After drilling one set of holes, push a piece of ground rod (8mm or 10mm) into the drilled holes before drilling the next set.

Brian


----------



## Bill C. (Nov 8, 2014)

I have drilled holes that did intersect.  I found it easier when drilling the second hole, when the bit breaks through the wall of the first hole to gently feed it slowly to the other side so it doesn't wander off center.  How do you plan on removing any internal burrs?

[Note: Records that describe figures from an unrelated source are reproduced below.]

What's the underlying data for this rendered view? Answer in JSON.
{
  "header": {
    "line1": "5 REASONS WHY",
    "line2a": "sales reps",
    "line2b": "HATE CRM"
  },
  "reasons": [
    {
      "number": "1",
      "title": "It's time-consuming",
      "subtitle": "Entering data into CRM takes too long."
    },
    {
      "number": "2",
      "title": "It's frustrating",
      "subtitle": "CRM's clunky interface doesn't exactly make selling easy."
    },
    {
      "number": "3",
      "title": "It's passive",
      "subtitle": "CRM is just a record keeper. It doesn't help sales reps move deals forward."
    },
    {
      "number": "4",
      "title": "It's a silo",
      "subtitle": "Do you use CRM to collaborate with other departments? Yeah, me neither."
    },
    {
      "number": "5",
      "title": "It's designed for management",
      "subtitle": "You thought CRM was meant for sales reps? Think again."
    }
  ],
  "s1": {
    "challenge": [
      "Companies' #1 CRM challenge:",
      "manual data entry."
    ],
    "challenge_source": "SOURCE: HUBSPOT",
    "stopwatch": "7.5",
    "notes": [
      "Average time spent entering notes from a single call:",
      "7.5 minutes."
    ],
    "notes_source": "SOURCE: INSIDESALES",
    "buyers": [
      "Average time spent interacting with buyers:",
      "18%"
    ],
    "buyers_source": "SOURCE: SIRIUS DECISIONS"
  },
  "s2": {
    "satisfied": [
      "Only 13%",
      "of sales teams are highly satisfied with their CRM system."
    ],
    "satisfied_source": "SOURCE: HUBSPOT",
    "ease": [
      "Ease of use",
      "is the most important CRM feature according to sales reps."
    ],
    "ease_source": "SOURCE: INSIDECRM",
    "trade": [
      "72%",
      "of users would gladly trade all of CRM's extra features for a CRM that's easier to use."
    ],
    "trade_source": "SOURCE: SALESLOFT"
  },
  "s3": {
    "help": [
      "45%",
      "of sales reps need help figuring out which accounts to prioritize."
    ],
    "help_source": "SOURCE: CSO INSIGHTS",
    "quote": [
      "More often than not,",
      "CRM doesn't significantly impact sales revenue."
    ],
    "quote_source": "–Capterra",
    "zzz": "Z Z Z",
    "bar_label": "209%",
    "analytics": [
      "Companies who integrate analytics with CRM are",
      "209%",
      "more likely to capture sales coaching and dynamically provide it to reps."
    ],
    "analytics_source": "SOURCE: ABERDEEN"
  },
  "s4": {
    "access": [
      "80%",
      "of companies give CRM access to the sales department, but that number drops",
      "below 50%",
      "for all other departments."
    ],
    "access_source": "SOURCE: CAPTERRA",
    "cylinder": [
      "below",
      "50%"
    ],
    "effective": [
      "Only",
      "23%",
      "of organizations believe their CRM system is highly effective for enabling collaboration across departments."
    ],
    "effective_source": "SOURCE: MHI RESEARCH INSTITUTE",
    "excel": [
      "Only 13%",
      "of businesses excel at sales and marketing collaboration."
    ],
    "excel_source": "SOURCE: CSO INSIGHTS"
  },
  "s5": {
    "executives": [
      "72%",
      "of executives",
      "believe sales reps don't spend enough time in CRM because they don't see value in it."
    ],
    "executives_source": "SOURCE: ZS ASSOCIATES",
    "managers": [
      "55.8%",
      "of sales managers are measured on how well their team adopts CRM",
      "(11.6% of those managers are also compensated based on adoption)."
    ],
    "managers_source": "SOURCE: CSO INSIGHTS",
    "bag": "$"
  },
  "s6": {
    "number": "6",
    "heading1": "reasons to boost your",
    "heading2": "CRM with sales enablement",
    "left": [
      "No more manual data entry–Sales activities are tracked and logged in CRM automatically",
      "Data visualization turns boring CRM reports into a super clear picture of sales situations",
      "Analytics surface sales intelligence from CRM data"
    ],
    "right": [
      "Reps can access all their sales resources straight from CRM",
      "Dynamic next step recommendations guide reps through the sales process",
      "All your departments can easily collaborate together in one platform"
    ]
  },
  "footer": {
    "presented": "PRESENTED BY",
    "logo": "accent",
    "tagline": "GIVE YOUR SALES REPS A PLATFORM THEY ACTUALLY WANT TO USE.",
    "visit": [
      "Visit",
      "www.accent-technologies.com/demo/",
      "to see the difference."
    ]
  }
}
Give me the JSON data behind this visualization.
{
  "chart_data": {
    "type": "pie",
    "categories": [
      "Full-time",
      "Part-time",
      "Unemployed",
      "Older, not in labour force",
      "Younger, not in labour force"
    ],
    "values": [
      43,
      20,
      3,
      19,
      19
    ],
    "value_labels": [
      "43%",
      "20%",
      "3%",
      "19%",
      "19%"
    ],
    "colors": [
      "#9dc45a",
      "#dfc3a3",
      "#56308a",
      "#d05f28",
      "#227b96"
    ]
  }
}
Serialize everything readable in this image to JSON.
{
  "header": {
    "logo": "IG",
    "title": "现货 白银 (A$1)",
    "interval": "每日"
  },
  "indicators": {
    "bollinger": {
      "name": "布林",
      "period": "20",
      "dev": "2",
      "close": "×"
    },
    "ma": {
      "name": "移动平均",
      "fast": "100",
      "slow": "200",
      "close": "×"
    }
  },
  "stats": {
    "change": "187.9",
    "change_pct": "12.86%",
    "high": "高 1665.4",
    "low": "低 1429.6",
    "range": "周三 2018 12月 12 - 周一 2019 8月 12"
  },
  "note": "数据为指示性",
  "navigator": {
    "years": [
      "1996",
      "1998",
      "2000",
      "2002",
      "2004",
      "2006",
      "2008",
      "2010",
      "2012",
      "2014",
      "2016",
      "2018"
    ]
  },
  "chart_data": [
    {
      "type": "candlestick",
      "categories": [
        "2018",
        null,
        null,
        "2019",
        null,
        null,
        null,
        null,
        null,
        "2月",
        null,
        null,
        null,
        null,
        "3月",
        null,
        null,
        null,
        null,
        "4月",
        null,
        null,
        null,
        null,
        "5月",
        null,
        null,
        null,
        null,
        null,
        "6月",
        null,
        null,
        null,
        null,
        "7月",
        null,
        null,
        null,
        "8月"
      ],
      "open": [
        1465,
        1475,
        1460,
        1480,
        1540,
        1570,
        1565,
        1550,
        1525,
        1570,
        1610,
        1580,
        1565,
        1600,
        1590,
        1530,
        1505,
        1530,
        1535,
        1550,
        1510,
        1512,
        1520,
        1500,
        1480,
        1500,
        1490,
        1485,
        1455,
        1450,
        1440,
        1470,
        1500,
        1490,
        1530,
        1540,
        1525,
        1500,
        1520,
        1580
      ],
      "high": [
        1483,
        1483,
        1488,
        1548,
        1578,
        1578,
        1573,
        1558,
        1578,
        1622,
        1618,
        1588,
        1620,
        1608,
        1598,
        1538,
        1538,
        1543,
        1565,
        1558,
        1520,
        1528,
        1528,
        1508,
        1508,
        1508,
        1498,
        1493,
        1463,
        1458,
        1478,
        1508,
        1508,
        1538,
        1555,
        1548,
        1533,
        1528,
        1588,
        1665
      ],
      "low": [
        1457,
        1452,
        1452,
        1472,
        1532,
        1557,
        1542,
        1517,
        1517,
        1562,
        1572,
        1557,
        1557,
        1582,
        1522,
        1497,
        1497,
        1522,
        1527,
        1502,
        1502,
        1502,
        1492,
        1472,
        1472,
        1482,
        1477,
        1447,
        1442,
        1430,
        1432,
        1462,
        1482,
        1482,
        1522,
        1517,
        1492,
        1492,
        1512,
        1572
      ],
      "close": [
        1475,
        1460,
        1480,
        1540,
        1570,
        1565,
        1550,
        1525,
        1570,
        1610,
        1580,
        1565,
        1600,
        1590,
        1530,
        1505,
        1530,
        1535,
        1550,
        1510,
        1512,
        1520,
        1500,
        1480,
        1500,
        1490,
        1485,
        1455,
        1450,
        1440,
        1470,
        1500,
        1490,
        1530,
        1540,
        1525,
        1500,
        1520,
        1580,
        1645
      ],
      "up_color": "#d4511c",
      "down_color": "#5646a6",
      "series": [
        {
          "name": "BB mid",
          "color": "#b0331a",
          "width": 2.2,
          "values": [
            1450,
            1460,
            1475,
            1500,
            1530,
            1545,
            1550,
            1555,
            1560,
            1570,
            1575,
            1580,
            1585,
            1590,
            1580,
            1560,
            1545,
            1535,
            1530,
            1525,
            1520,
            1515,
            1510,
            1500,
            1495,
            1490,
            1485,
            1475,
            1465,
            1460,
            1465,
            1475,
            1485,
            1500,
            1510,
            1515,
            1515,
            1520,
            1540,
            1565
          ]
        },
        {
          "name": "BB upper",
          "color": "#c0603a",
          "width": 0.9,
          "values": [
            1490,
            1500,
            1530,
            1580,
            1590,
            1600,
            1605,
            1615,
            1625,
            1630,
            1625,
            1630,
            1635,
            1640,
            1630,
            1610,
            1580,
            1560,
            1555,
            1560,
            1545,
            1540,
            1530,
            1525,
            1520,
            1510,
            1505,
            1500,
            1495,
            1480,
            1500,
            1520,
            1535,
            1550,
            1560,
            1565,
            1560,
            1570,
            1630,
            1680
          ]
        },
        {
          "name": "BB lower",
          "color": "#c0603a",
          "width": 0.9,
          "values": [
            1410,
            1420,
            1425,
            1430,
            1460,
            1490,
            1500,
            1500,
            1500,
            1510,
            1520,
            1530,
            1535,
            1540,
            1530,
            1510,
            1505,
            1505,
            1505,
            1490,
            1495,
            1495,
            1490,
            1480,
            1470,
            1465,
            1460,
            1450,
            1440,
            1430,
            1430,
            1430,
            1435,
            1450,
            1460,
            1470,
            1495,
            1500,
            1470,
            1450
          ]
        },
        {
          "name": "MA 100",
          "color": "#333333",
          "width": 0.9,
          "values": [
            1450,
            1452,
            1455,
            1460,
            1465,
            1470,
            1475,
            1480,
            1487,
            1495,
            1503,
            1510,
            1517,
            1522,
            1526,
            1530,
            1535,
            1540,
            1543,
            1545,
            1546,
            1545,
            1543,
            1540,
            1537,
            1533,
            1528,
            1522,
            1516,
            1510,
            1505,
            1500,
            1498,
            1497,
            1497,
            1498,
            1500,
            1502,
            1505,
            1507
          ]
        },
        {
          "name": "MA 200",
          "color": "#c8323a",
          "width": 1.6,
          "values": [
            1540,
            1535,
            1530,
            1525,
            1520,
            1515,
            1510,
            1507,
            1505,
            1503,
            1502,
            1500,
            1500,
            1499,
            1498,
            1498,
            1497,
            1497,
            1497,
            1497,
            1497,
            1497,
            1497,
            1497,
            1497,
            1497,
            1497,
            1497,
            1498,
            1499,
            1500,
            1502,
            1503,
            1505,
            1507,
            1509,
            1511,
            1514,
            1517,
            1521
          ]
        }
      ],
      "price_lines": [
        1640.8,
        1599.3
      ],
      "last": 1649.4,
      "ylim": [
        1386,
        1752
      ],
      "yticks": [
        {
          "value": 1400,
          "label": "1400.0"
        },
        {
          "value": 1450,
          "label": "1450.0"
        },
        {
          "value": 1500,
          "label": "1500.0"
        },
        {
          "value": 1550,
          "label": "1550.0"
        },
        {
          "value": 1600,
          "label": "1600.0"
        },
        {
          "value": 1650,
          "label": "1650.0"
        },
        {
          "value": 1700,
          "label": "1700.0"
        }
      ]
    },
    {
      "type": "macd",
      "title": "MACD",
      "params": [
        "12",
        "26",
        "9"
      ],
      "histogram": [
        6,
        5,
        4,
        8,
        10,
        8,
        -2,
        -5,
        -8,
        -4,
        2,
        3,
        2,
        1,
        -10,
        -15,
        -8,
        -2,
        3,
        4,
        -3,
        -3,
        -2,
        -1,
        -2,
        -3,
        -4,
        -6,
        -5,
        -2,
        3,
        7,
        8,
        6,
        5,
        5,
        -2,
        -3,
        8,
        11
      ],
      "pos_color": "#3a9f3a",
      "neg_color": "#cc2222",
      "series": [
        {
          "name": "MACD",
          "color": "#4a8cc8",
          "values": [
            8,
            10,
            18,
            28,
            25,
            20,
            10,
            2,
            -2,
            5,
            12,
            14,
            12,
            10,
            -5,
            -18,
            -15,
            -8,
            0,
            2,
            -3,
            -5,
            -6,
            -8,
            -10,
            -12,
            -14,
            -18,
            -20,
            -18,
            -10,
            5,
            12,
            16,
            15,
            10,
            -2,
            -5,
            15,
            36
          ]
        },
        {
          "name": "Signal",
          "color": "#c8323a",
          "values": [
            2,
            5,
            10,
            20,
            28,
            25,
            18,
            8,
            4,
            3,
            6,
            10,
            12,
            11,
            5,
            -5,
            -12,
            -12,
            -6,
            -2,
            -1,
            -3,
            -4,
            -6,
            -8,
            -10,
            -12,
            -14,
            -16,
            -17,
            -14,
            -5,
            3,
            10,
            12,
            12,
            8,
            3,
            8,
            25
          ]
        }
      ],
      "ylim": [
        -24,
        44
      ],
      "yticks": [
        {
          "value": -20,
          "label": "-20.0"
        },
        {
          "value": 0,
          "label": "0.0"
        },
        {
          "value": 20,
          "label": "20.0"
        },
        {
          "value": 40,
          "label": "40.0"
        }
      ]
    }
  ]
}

The first shop I worked in as a machine operator they made their own manifolds for some of the special machines they built.  Sure looks better than a set of "T"s screwed together.


----------



## EmilioG (Nov 9, 2014)

Thank you for your replies.
I did think about putting pins or rods in the holes, my concern was that they may get "jammed" in the holes.
For deburring, I've made a small pin with a slot that holds emory cloth, I then use an electric drill to deburr.
I did look at those expensive hones for holes. Don't know if they make them that small, (3/8" or 10 mm)?
Thanks


----------



## kd4gij (Nov 9, 2014)

One trick is to grind a small flat on the outer edge of the bit  it won't grab that way and ease up just before it breaks through. I do this alot in 4140.


----------



## EmilioG (Nov 13, 2014)

kd4gij said:


> One trick is to grind a small flat on the outer edge of the bit  it won't grab that way and ease up just before it breaks through. I do this alot in 4140.



Good idea. Just like with brass.  I did manage to do the drilling with good spacing so only one hole slightly nipped open
the corresponding cross hole by about an 1/8". No problems, but I would like to try intersecting the holes a bit more, not so
they are all exposed like a 1 2 3 block.  I'll try a reamer as well. What size drill do I use if I want to ream a 25/64" hole?

Thank you.


----------



## EmilioG (Nov 17, 2014)

I;ve managed to drill my cross holes with no trouble.
I didn't even have to use any rods to fill the corresponding hole temporarily!
I punch marked the holes, used a spot to start the hole then used the final size
letter O stub length drill bit and it went right through with no grabbing or deflecting.
The burrs were minimal. I was able to use threaded rod to ream them by hand to clean
them out.  This was on 1/2" thick square 1018 steel. Slow steady feed and and about 1000 rpm.

Next, I'll drill my 3/4" square parts. (cross holes on a few as well).

Btw, I used a Bridgeport mill with a 16n Jacobs/R8.






Thanks


----------